Running machine learning models in a production environment brings its own challenges. In this talk we would like to present our solution of a machine learning lifecycle for the text-based cataloging classification system from idealo.de. We will share lessons learned and talk about our experiences during the lifecycle migration from a hosted cluster to a cloud solution within the last 3 years. In addition, we will outline how we embedded our ML components as part of the overall idealo.de processing architecture.
idealo.de offers a price comparison service for millions of products from a wide variety of categories. The automated classification of the offers is carried out using both traditional and deep learning-based approaches. Our machine learning components are part of a fully automated life cycle and process up to 500 million offers daily at peak times.

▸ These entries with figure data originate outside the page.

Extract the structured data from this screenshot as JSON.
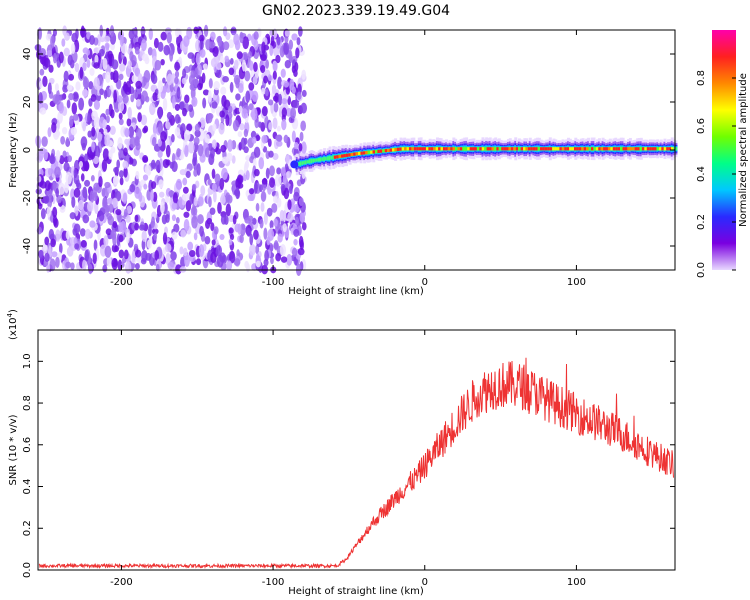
{
  "title": "GN02.2023.339.19.49.G04",
  "chart_data": [
    {
      "type": "heatmap",
      "name": "spectrogram",
      "xlabel": "Height of straight line (km)",
      "ylabel": "Frequency (Hz)",
      "xlim": [
        -255,
        165
      ],
      "ylim": [
        -50,
        50
      ],
      "xticks": [
        -200,
        -100,
        0,
        100
      ],
      "yticks": [
        -40,
        -20,
        0,
        20,
        40
      ],
      "noise_region_x": [
        -255,
        -78
      ],
      "signal_line": {
        "x": [
          -85,
          -75,
          -60,
          -45,
          -30,
          -15,
          0,
          20,
          50,
          80,
          110,
          140,
          165
        ],
        "y": [
          -6,
          -4.5,
          -3,
          -1.5,
          -0.5,
          0.5,
          0.5,
          0.5,
          0.5,
          0.5,
          0.5,
          0.5,
          0.5
        ]
      },
      "colorbar": {
        "label": "Normalized spectral amplitude",
        "range": [
          0,
          1
        ],
        "ticks": [
          "0.0",
          "0.2",
          "0.4",
          "0.6",
          "0.8"
        ],
        "colors": [
          "#e8d8ff",
          "#7a00e0",
          "#2a2aff",
          "#00c8ff",
          "#00ff88",
          "#70ff00",
          "#ffff00",
          "#ff8800",
          "#ff2020",
          "#ff00aa"
        ]
      }
    },
    {
      "type": "line",
      "name": "snr",
      "xlabel": "Height of straight line (km)",
      "ylabel": "SNR (10 * v/v)",
      "multiplier_label": "(x10",
      "multiplier_exp": "4",
      "xlim": [
        -255,
        165
      ],
      "ylim": [
        0,
        1.15
      ],
      "xticks": [
        -200,
        -100,
        0,
        100
      ],
      "yticks": [
        "0.0",
        "0.2",
        "0.4",
        "0.6",
        "0.8",
        "1.0"
      ],
      "color": "#ee3333",
      "envelope": {
        "x": [
          -255,
          -58,
          -52,
          -45,
          -35,
          -25,
          -15,
          -5,
          5,
          15,
          25,
          35,
          45,
          55,
          65,
          75,
          85,
          100,
          115,
          130,
          145,
          165
        ],
        "y": [
          0.02,
          0.02,
          0.05,
          0.12,
          0.22,
          0.3,
          0.38,
          0.45,
          0.55,
          0.65,
          0.75,
          0.84,
          0.88,
          0.89,
          0.88,
          0.84,
          0.8,
          0.75,
          0.7,
          0.65,
          0.58,
          0.5
        ]
      }
    }
  ]
}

In addition to the enormous amount of data that we process, we particularly face the challenges of being online 24/7 while adapting to an ever-changing catalog structure. This requires a high level of reliability from our inference service and continuous automated retraining and model deployment.
In this talk we would like to share and present our view on MLOps:
- How we integrate our CI/CD and continuous training pipelines with Github and AWS Sagemaker
- How we migrate the lifecycle from a hosted cluster (running Kubernetes, Argo Workflows and ArgoCD) to the cloud (running AWS Sagemaker and Datalake).
- How we monitor our models as well as data and performance indicators up to date and alert in case of disruptions
- How we embed the classifiers in an event-driven heterogeneous software architecture (based on Kotlin and Python).
And share lessons learned on:
- How we keep reliability high while deploying, updating, and scaling our classification inference services
- How we meet a valid compromise between performance and cost requirements.